Depuis I977, date de la parution de La Barbarie à visage humain, quand « BHL » publie, il reçoit des giclées de venin. Je le sais mieux que personne, car en I977, je fus la première à le canarder dans Le Matin de Paris, tant il m’exaspérait. Son anticommunisme primaire, son lyrisme, son emportement, je ne supportais rien de La Barbarie et je l’avais écrit avec toute la cruauté dont j’étais alors capable. Féroce. Tout de même, je finis par m’interroger: une haine intellectuelle, cela demande toujours explication. Quand on est freudien et que l’on cherche en soi, on trouve. Ce « BHL » était vraiment trop beau. Maurice Clavel, paraît-il, l’avait dit à l’époque : sans sa beauté, Bernard-Henri Lévy n’aurait pas tant d’ennuis.
Nous avons vieilli en amis depuis trente-trois ans, et je diverge avec lui sur presque tout, l’atlantisme, le sionisme, son anti-marxisme, Pie XII, sa pensée tragique, tout, sauf sa passion des libertés, le goût de l’étranger et sa curiosité du monde. Mon philosophe de référence, c’est Badiou, qui le combat ; et je m’honore d’avoir pour amis l’un et l’autre, aux extrêmes, oui, cela m’importe. Mais quand on attaque vilainement Bernard, je vois rouge. Oui, rouge, justement.
Cette fois, on le moque sur une erreur. J’assistais à cette conférence qu’il a prononcée en avril 2009 salle Dussane à l’Ecole de la rue d’Ulm, reprise dans De la guerre en philosophie. Quand il a parlé de Jean-Baptiste Botul, ce philosophe inconnu, personne n’a bronché, ni moi, ni les autres. Le propre du canular, c’est qu’il doit être crédible ; et Noyau Dur Botul, c’est-à-dire le groupe Botul avec, parmi d’autres, Frédéric Pagès et Gérard Mordillat, s’y entend dans le canular, suffisamment pour rendre crédible un nouveau philosophe écrivant sur le sexe de Kant. Pourquoi de très sérieux philologues allemands n’ont-ils pas deviné en 1894 la mystification de Pierre Louÿs inventant Bilitis, une courtisane grecque et poétesse ? C’est ainsi que Bernard avala l’existence de Botul ; ce soir-là, il n’a pas été le seul. Nous nous sommes tous trompés. Au fil des années, Claude Lévi-Strauss m’a beaucoup parlé de l’erreur, qu’il jugeait inévitable, et sans gravité dès l’instant qu’on la reconnaissait. Lui-même est sans doute l’un des rares penseurs à avoir écrit un article à partir d’une de ses erreurs, qui, dit-il dans Note sur la Tétralogie, « mettait tout mon raisonnement par terre » (page 319, Le regard éloigné). Des erreurs, j’en faisais constamment ; et Lévi-Strauss me les signalait avec une grande patience. Je crois avoir crevé le plafond de l’erreur en célébrant les bras sublimes de la Victoire de Samothrace au Louvre ; mais je n’ai pas dit mon dernier mot.

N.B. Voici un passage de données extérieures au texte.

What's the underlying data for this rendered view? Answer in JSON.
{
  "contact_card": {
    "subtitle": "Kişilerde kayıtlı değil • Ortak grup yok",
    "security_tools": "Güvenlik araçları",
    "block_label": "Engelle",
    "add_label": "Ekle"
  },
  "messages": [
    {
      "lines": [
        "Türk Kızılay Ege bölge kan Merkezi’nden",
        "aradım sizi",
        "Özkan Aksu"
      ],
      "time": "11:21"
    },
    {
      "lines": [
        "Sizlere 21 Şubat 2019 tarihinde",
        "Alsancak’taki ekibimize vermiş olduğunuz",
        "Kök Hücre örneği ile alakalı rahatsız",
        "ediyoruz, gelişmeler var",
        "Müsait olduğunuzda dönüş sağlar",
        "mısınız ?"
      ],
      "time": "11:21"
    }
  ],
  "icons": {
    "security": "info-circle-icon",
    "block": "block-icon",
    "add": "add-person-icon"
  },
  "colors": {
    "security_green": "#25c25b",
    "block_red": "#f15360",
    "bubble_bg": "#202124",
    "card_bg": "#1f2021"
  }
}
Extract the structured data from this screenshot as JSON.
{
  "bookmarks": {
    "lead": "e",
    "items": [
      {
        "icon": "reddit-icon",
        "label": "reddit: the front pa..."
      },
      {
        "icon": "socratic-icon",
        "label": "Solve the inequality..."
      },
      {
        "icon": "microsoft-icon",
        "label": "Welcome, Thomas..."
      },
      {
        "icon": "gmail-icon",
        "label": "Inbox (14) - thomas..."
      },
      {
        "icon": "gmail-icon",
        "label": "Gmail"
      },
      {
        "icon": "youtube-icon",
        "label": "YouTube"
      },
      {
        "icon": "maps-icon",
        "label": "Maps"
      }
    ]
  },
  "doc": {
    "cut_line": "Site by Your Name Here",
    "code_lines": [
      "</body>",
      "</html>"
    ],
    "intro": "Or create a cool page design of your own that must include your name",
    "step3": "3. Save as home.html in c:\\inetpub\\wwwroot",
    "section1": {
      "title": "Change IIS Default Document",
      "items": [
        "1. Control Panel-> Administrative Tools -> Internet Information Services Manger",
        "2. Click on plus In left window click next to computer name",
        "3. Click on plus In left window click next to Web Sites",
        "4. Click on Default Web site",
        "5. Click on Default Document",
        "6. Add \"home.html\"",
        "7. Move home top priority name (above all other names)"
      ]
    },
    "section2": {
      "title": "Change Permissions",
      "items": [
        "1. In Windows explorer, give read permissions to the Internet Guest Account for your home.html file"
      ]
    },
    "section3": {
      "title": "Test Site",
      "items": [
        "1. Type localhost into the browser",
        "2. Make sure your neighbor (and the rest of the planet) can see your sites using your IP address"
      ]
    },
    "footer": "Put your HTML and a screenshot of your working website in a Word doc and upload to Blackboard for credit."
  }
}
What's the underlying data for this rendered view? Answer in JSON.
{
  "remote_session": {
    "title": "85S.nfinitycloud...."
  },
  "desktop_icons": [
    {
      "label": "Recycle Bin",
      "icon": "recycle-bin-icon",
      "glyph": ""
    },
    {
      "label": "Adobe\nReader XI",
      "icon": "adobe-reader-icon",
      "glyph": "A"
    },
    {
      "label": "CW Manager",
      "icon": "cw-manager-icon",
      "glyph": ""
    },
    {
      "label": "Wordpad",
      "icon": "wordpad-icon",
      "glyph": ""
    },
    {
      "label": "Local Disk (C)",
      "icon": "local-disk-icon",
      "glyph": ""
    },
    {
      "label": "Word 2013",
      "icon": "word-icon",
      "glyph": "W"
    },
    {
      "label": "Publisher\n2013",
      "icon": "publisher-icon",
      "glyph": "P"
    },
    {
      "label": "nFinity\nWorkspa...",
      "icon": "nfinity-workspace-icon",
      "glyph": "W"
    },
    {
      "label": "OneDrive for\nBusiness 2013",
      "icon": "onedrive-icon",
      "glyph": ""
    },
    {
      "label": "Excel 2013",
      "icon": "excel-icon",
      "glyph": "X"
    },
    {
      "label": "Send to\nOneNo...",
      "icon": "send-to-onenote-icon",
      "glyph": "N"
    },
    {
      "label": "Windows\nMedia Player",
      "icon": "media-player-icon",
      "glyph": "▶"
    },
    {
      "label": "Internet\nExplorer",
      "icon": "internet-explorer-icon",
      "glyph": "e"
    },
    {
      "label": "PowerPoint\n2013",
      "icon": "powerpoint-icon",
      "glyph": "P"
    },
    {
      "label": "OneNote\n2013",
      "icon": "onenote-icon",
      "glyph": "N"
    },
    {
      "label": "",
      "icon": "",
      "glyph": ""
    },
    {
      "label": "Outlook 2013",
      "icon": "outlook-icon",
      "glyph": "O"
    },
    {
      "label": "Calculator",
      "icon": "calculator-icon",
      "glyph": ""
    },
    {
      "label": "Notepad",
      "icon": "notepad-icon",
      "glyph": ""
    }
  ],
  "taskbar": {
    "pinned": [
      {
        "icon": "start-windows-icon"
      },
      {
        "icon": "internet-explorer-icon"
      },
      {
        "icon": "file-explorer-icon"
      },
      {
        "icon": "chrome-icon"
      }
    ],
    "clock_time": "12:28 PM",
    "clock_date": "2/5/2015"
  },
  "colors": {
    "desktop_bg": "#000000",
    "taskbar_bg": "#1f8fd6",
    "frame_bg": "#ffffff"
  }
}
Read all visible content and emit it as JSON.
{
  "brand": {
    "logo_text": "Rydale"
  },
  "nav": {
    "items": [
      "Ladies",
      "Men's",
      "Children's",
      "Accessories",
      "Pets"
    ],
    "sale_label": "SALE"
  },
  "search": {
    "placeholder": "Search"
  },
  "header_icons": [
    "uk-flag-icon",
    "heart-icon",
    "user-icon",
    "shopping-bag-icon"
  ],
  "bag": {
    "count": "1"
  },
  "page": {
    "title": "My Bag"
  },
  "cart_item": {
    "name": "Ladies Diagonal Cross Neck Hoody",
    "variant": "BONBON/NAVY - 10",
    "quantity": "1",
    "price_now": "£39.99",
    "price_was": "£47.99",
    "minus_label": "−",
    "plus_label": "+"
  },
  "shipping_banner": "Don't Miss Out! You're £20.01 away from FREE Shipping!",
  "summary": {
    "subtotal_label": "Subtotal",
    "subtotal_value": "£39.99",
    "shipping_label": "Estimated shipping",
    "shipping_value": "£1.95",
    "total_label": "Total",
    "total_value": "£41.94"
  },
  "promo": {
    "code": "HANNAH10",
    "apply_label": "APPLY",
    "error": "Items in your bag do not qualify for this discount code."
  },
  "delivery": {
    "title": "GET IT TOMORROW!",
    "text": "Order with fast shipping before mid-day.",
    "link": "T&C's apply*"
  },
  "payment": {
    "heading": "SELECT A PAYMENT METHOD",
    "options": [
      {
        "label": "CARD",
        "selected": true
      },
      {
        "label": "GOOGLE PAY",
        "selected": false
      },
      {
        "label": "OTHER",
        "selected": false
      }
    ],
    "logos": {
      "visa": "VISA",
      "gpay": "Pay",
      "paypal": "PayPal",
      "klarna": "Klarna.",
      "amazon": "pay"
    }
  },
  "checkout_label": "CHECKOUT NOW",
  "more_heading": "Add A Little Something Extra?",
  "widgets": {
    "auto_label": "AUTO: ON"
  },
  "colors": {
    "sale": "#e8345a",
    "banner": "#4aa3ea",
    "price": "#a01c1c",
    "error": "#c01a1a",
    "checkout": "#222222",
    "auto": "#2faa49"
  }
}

Tout de suite, sur Botul, Bernard-Henri Lévy a reconnu son erreur. Alors, pour le mettre en pièces, apparurent les chaisières. Les chaisières, filles ou garçons, écrivent comme on cancane dans le fond d’une église, bien calé sur sa chaise, animé par l’esprit d’envie, car elles sont les laideronnes du village, les chaisières, les soeurs de Cendrillon. Je les connais, puisque je fus chaisière. Ce qui me stupéfie, c’est que tous les dix ans, on voit apparaître de nouvelles chaisières à leur proie attachées, Erynnies disgrâciées cancanant sur les coucheries de Bernard, la fortune de son père (si souvent traitée dans l’infâmie), son teint trop bronzé, la terrasse du « palace » sur laquelle il pose, son polo noir, son col ouvert, sa tasse de thé, toutes choses capitales en matière de philosophie et qui, on a pu le lire, méritent une expulsion. Rien que cela ! Ce renouvellement incessant des chaisières me paraît très curieux. Je n’y vois qu’une seule explication : celle de Maurice Clavel. Car à plus de soixante ans, cet homme-là est toujours aussi beau. Il a la grâce. Au point de brouiller la lecture ? Oui. Personne ne s’y fait, ni lui, ni les chaisières.